As numerous studies presented inconsistent results, this study applied both linear and nonlinear regression analysis to explore the relationships between folic acid and vitamin B12 and the risk of GDM in depth. Additionally, few studies focused on the subgroups stratified by age and BMI, and this study identified that folic acid excess or vitamin B12 deficiency in pregnant women with BMI <24, or vitamin B12 deficiency in pregnant women aged <30 years were at high risks of GDM. However, this study has several limitations. Firstly, the data of this study was obtained from a single hospital, therefore it should be cautious when generalizing the results to other populations. Secondly, this study was based on hospital information system and only considered the serum folic acid and vitamin B12, and the folic acid and vitamin B12 supplements were failed to obtain. Thirdly, other confounding factors might be associated with GDM were neither considered in this study, such as physical exercise, dietary energy intake, and desserts intake et al. Fourthly, this study only considered only one test results of serum folic acid and vitamin B12, future studies to explore the pathogeny of GDM based on the dynamic surveillances of serum folic acid and vitamin B12 during the pregnancy period were promoted.

Conclusion

This study provided strengthened evidence on the relationships between folic acid, vitamin B12, and the risk of GDM, and revealed the potential side effect of serum folic acid overdose (>19.02 ng/mL). As serum folic acid and vitamin B12 tests are widely applied in clinical practice, this finding could help clinicians to evaluate maternal risk from a new perspective. Specifically, in pregnant women with BMI <24, an increased risk of GDM was observed in the group of folic acid excess or vitamin B12 deficiency; and in pregnant women aged <30 years, elevated risk of GDM was also associated to lower vitamin B12 concentration. Longitudinal studies are warranted to explore the underlying mechanism of the occurrence of GDM caused by folic acid and vitamin B12 among different populations.

Abbreviations

CI, Confidence Interval; GDM, gestational diabetes mellitus; IQR, interquartile range; OR, Odds Ratios; RCS, restricted cubic spline.

Data Sharing Statement

The dataset used and/or analyzed during the current study is available from the corresponding author on reasonable request.

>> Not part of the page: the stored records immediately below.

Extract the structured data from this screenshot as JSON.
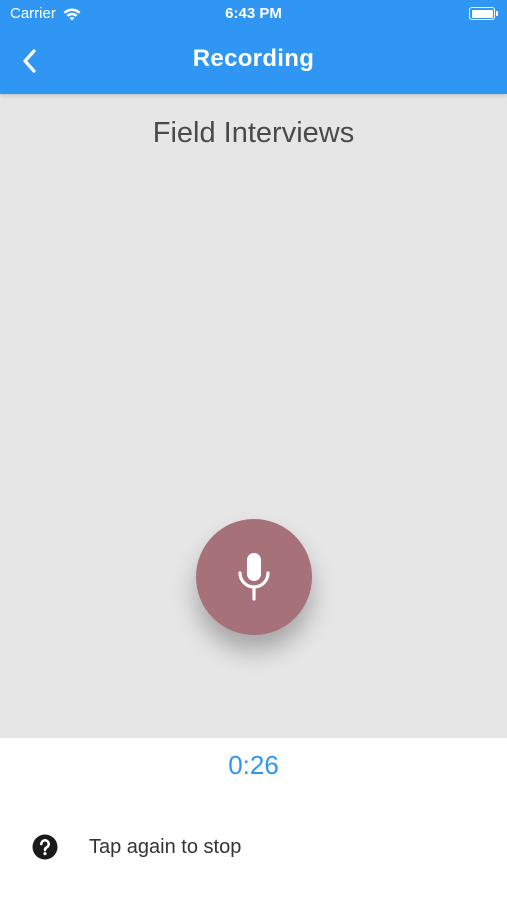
{
  "status_bar": {
    "carrier": "Carrier",
    "time": "6:43 PM"
  },
  "nav": {
    "title": "Recording"
  },
  "main": {
    "project_title": "Field Interviews"
  },
  "recorder": {
    "elapsed": "0:26",
    "hint": "Tap again to stop"
  },
  "icons": {
    "back": "chevron-left-icon",
    "mic": "microphone-icon",
    "help": "question-circle-icon",
    "wifi": "wifi-icon",
    "battery": "battery-icon"
  },
  "colors": {
    "accent": "#2f97f3",
    "stage_bg": "#e6e6e6",
    "mic_button": "#a7717a",
    "title_text": "#4a4a4a"
  }
}
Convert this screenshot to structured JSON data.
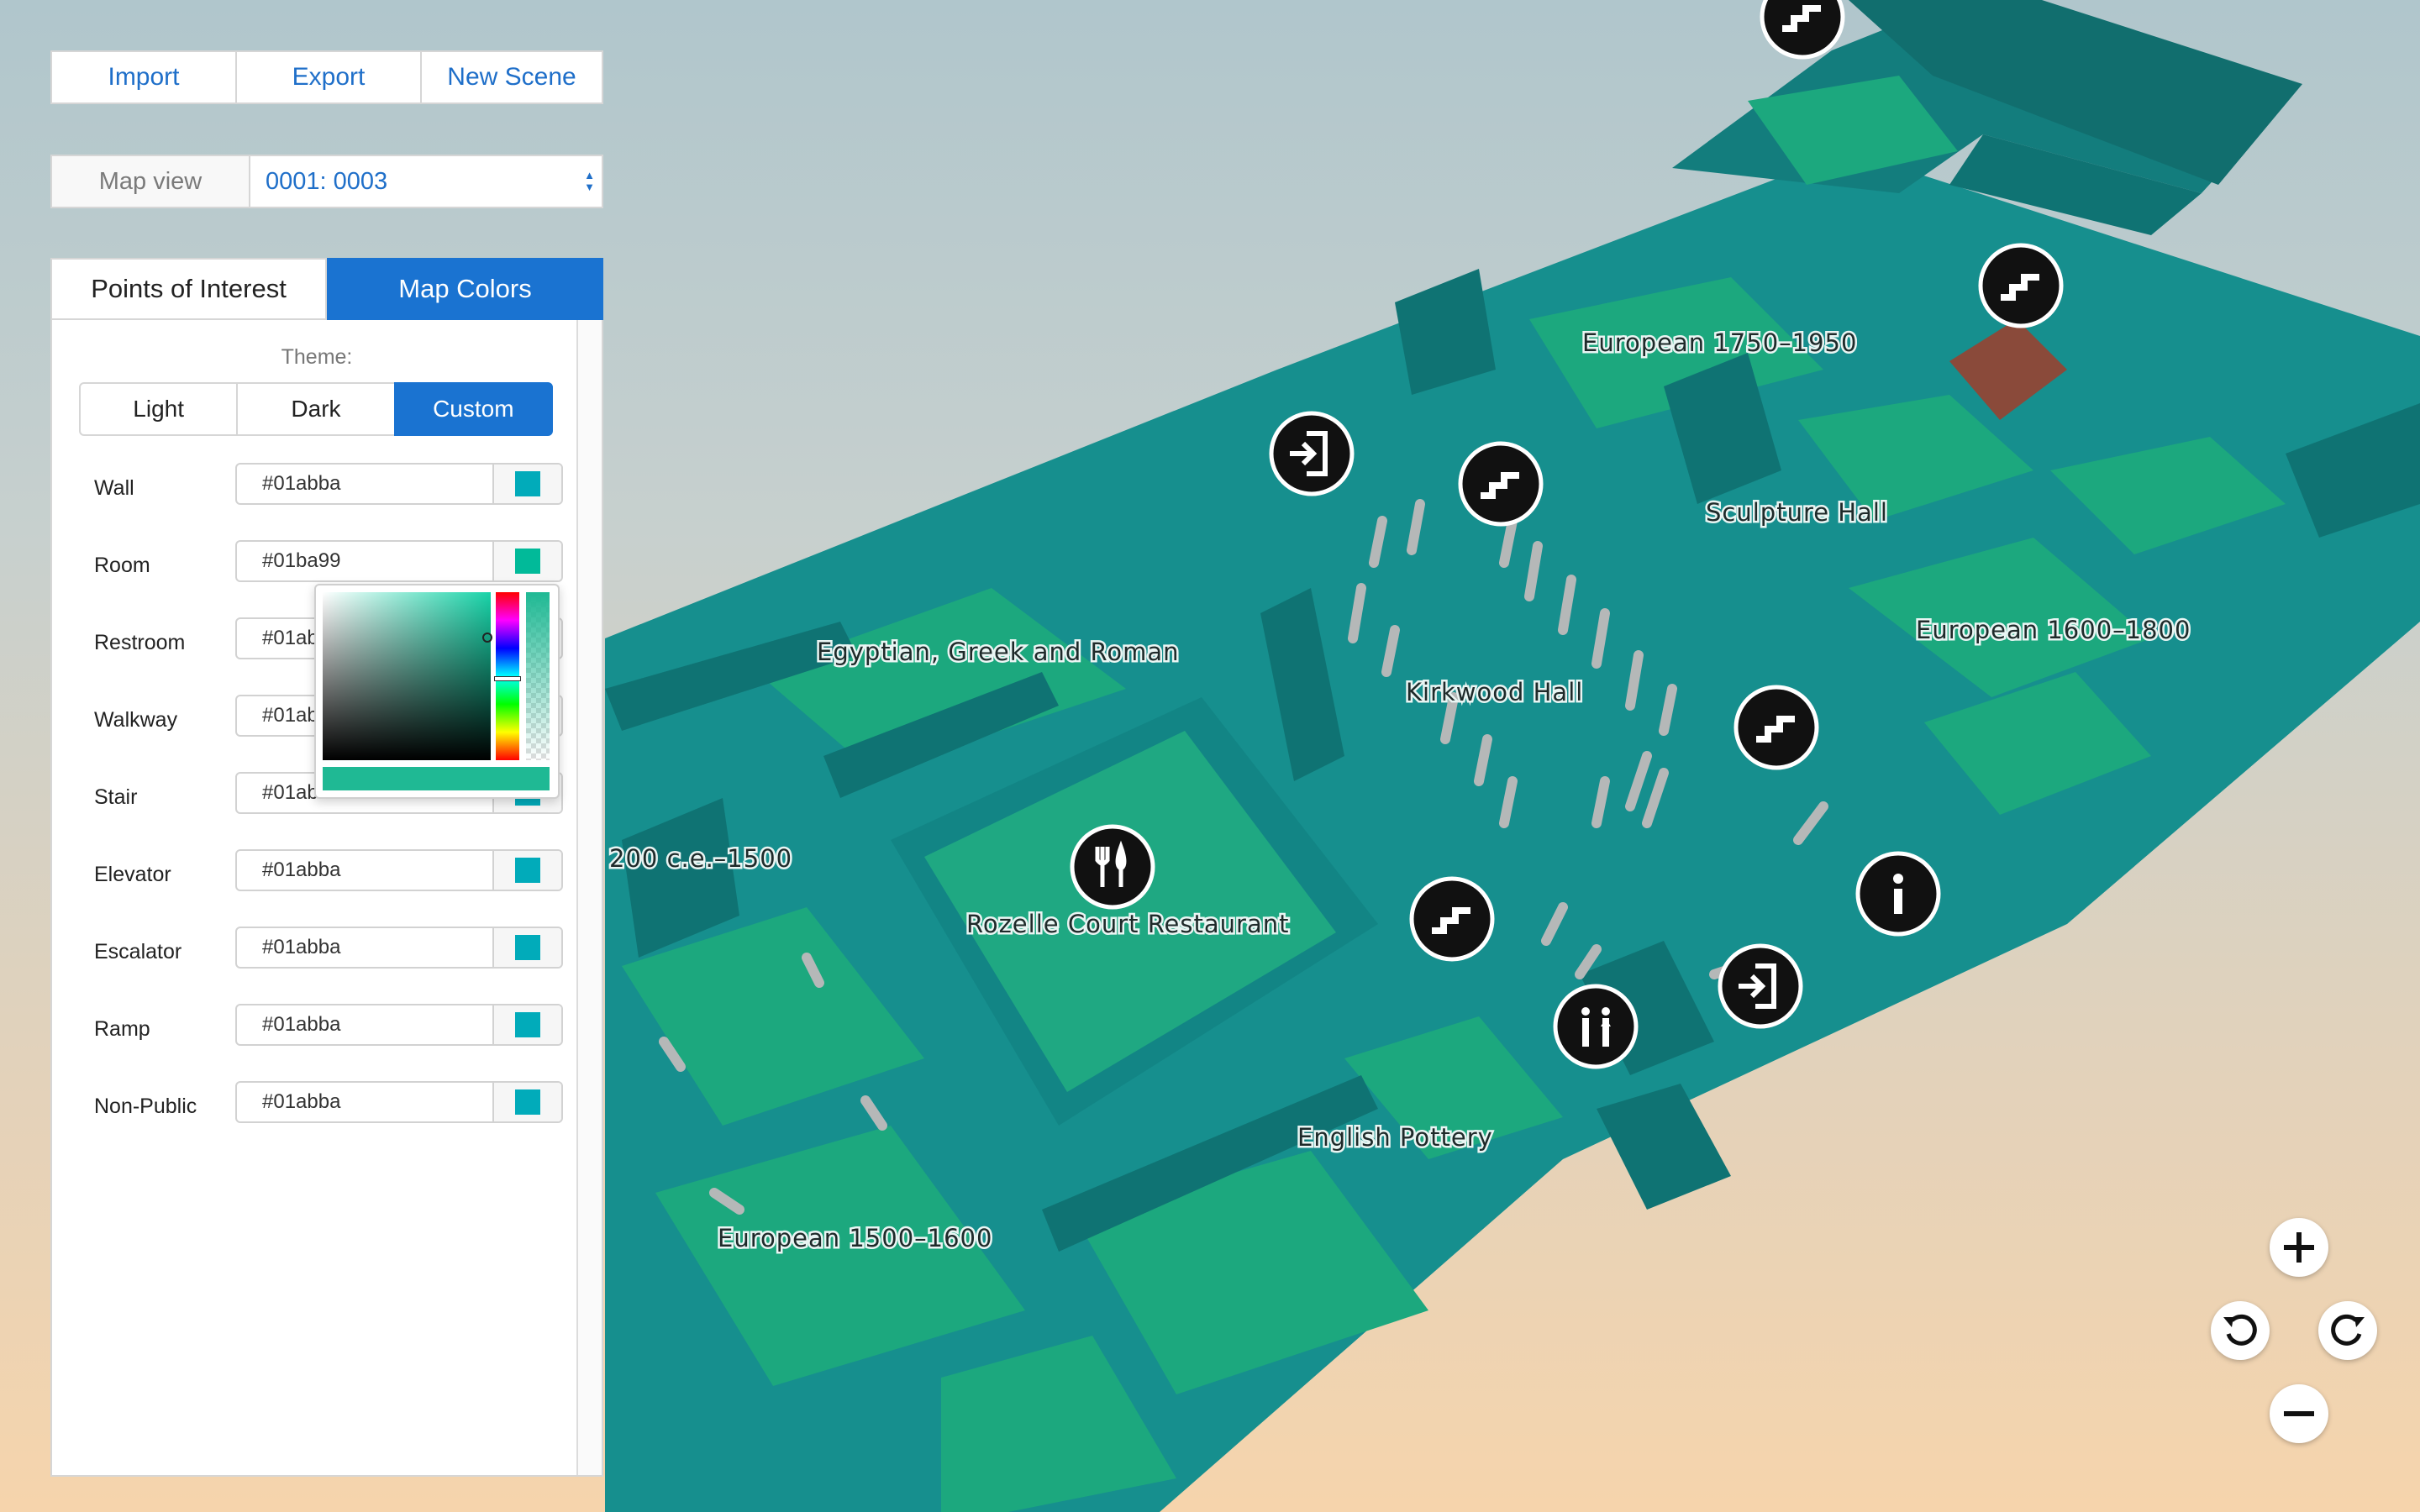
{
  "toolbar": {
    "import_label": "Import",
    "export_label": "Export",
    "new_scene_label": "New Scene"
  },
  "map_view": {
    "label": "Map view",
    "selected": "0001: 0003"
  },
  "tabs": [
    {
      "label": "Points of Interest",
      "active": false
    },
    {
      "label": "Map Colors",
      "active": true
    }
  ],
  "theme": {
    "label": "Theme:",
    "options": [
      "Light",
      "Dark",
      "Custom"
    ],
    "selected": "Custom"
  },
  "colors": [
    {
      "name": "Wall",
      "value": "#01abba"
    },
    {
      "name": "Room",
      "value": "#01ba99"
    },
    {
      "name": "Restroom",
      "value": "#01abba"
    },
    {
      "name": "Walkway",
      "value": "#01abba"
    },
    {
      "name": "Stair",
      "value": "#01abba"
    },
    {
      "name": "Elevator",
      "value": "#01abba"
    },
    {
      "name": "Escalator",
      "value": "#01abba"
    },
    {
      "name": "Ramp",
      "value": "#01abba"
    },
    {
      "name": "Non-Public",
      "value": "#01abba"
    }
  ],
  "map_labels": {
    "european_1750": "European 1750–1950",
    "sculpture_hall": "Sculpture Hall",
    "european_1600": "European 1600–1800",
    "egyptian": "Egyptian, Greek and Roman",
    "kirkwood": "Kirkwood Hall",
    "medieval": "200 c.e.–1500",
    "rozelle": "Rozelle Court Restaurant",
    "english_pottery": "English Pottery",
    "european_1500": "European 1500–1600"
  },
  "map_icons": [
    "stairs-icon",
    "stairs-icon",
    "exit-icon",
    "stairs-icon",
    "stairs-icon",
    "restaurant-icon",
    "stairs-icon",
    "information-icon",
    "exit-icon",
    "restroom-icon"
  ],
  "map_controls": [
    "zoom-in-icon",
    "rotate-left-icon",
    "rotate-right-icon",
    "zoom-out-icon"
  ],
  "palette": {
    "wall": "#1a9b9b",
    "wall_dark": "#147f80",
    "room": "#1ca87e",
    "accent": "#1a73d1",
    "picker_color": "#1fb994"
  }
}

Ethics Approval and Consent to Participate

This study was conducted in accordance with the Declaration of Helsinki and approved by the Ethics Committee of Maternal and Child Health Hospital of Hubei Province (2021IECXM047).

Patient Informed Consent

Patient informed consents were not collected in this study because the data was obtained retrospectively from the clinical information system without any individual patient identifiers. The patient informed consent has been exempted by the Ethics Committee of Maternal and Child Health Hospital of Hubei Province.

Author Contributions

All authors have made a significant contribution to the work reported, whether that is in the conception, study design, execution, acquisition of data, analysis and interpretation, or in all these areas, and they have drafted, or written, or substantially revised or critically reviewed the article. All authors agreed on the journal to which the article submitted, gave final approval of the version to be published, and agreed to be accountable for all aspects of the work.

Funding

This study was funded by the Maternal and Child Health Hospital of Hubei Province Research Project [grant No. 2021SFYM007].

Disclosure

The authors have no potential conflicts of interest and confirm that this study has not been previously been published elsewhere by any of the authors.